Multiple sclerosis (MS) is a chronic, often progressive autoimmune disease that “short circuits” the central nervous system (CNS) by damaging the sheaths of nerve cells in the brain, optic nerves, and spinal cord. Symptoms can include numbness, impairment of muscular coordination and severe fatigue from inflammation, and tissue damage.
WHAT CA– USES MS
MS is a spectrum disease because of the scarring caused by the attacks at multiple sites in the CNS. It varies in its severity and the pace at which it affects the functioning of individuals. However, the underlying mechanism (damage to the myelin sheath) is always the same. The most common age of onset is 20-30 years old and it affects women almost 3 times as often as men. It primarily affects individuals of northern European ancestry, though the reason is unknown.
WHAT KIND OF SUPPORT EXISTS FOR MS PATIENTS
According to Dr. Barbara Giesser, Clinical Director of UCLA MS Program, more than 1 million people in the United States are diagnosed with MS, and more than twice that many worldwide. Even so, this debilitating disease takes a huge toll on everyone involved.
WHAT IS THE TREATMENT FOR MS
Treatment for MS typically includes a combination of disease-modifying drugs, rehabilitation, and lifestyle.
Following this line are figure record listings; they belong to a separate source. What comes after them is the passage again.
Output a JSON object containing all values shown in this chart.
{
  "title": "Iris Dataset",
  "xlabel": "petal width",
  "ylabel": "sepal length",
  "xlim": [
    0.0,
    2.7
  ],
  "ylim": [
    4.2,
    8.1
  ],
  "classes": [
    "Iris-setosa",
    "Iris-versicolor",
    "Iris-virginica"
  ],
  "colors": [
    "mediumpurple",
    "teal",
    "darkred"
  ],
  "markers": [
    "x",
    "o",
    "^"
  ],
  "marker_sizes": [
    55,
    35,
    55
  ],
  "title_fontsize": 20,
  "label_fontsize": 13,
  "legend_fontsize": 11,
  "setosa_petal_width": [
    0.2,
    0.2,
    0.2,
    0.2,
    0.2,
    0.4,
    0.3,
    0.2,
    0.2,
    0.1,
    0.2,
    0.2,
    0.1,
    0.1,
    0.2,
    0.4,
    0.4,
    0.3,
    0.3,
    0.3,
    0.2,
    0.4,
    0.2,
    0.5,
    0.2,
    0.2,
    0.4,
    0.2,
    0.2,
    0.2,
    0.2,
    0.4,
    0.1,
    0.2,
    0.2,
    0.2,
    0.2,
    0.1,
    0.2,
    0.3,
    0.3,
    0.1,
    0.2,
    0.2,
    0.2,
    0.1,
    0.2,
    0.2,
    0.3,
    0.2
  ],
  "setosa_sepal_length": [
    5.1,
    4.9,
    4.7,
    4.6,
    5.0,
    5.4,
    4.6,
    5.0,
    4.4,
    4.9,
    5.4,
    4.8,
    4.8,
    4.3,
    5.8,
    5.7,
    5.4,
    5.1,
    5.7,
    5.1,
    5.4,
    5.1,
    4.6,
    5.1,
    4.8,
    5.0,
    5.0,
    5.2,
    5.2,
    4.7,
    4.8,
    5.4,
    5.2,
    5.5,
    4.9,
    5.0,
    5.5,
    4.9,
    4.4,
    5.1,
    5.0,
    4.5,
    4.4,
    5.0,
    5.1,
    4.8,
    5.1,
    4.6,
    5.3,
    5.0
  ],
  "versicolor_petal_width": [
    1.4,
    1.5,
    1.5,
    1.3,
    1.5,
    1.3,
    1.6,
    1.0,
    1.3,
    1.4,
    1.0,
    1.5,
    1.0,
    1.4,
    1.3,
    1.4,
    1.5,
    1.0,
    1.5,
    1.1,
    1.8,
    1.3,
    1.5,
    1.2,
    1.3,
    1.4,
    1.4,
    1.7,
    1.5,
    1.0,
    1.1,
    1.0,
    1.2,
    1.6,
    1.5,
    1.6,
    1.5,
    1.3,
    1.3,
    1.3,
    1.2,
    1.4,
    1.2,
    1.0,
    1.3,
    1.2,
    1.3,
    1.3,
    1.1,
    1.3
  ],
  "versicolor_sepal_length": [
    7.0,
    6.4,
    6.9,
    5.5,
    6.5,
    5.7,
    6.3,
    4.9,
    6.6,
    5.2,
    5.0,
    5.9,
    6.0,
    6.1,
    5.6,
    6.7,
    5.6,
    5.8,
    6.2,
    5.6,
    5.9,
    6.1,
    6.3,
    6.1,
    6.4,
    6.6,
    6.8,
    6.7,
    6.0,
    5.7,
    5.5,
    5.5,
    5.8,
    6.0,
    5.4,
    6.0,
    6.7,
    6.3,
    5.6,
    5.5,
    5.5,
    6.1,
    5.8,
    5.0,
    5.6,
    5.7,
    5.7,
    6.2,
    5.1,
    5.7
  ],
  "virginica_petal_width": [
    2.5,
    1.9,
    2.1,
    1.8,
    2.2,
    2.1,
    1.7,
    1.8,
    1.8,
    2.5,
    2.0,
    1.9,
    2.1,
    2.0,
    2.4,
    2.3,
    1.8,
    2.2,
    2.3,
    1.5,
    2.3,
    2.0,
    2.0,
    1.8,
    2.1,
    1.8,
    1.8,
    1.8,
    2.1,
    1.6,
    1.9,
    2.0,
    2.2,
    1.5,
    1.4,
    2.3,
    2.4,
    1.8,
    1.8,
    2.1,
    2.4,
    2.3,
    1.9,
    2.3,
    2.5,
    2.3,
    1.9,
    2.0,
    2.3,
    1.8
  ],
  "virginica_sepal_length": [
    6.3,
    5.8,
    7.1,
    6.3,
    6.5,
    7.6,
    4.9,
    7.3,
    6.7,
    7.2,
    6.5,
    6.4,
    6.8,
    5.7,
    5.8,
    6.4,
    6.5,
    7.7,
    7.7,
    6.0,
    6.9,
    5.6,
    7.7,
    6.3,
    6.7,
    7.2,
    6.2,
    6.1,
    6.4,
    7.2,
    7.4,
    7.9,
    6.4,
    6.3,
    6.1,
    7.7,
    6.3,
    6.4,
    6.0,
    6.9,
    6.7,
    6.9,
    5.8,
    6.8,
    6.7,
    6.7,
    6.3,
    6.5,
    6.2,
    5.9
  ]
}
Disease-modifying therapies are costly and have significant adverse effects. This is why lifestyle and wellness strategies are critical for individuals with MS. Because diet, exercise, and healthy habits improve function, patients with MS have been encouraged to practice yoga to promote strength, endurance, flexibility, well-being, and a sense of calm and harmony. The most widely recognized forms of yoga include yoga asana (postures) and breathing exercises. Doing specific yoga postures can help manage symptoms of MS and improve mobility and quality of life.
WHY PRACTICE YOGA IF YOU HAVE MS
According to a pilot study published in the Journal of MS Care, here are five reasons why you should practice yoga asana if you have MS:
- Improves Balance and Gait
- Consistent yoga practice increases the range of movement and eases pressure at the joints.
- Long-term benefits include reduced risk of injury or fall, making it easier to walk, balance and move about in daily life.
- Improves Strength and Coordination
- During yoga practice, practitioners are required to hold a single position for an extended period of time. They must use body weight and strength to move fluidly through poses.
- The more multiple sclerosis patient practices yoga, the more their body can tone and strengthen through the movements. Over time, a regular practice can help to increase muscle mass and lean out the body.
- Improves Fatigue
- Yoga emphasizes focus on the breath, which connects the mind and body, and teaches the student to be present, in the moment.
- This calming effect on the mind and the body reduces fatigue. The more focused the mind is during yoga practice, the more present the patient becomes.
- Improves Overall Health
- Yoga can be modified to be a high- or low-intensity form of exercise.
- Studies have shown that with a regular yoga practice, students become more mindful about food choices and how they fuel their bodies. This, in turn, lead to an improved overall health.
- Controls Inflammation
- Research has found lower levels of inflammation and significantly decreased levels of cortisol when practicing yoga asana and pranayama (breath regulation).
If you or someone you love is suffering from MS, consider adding yoga to your daily routine. It may have profound effects on your quality of life.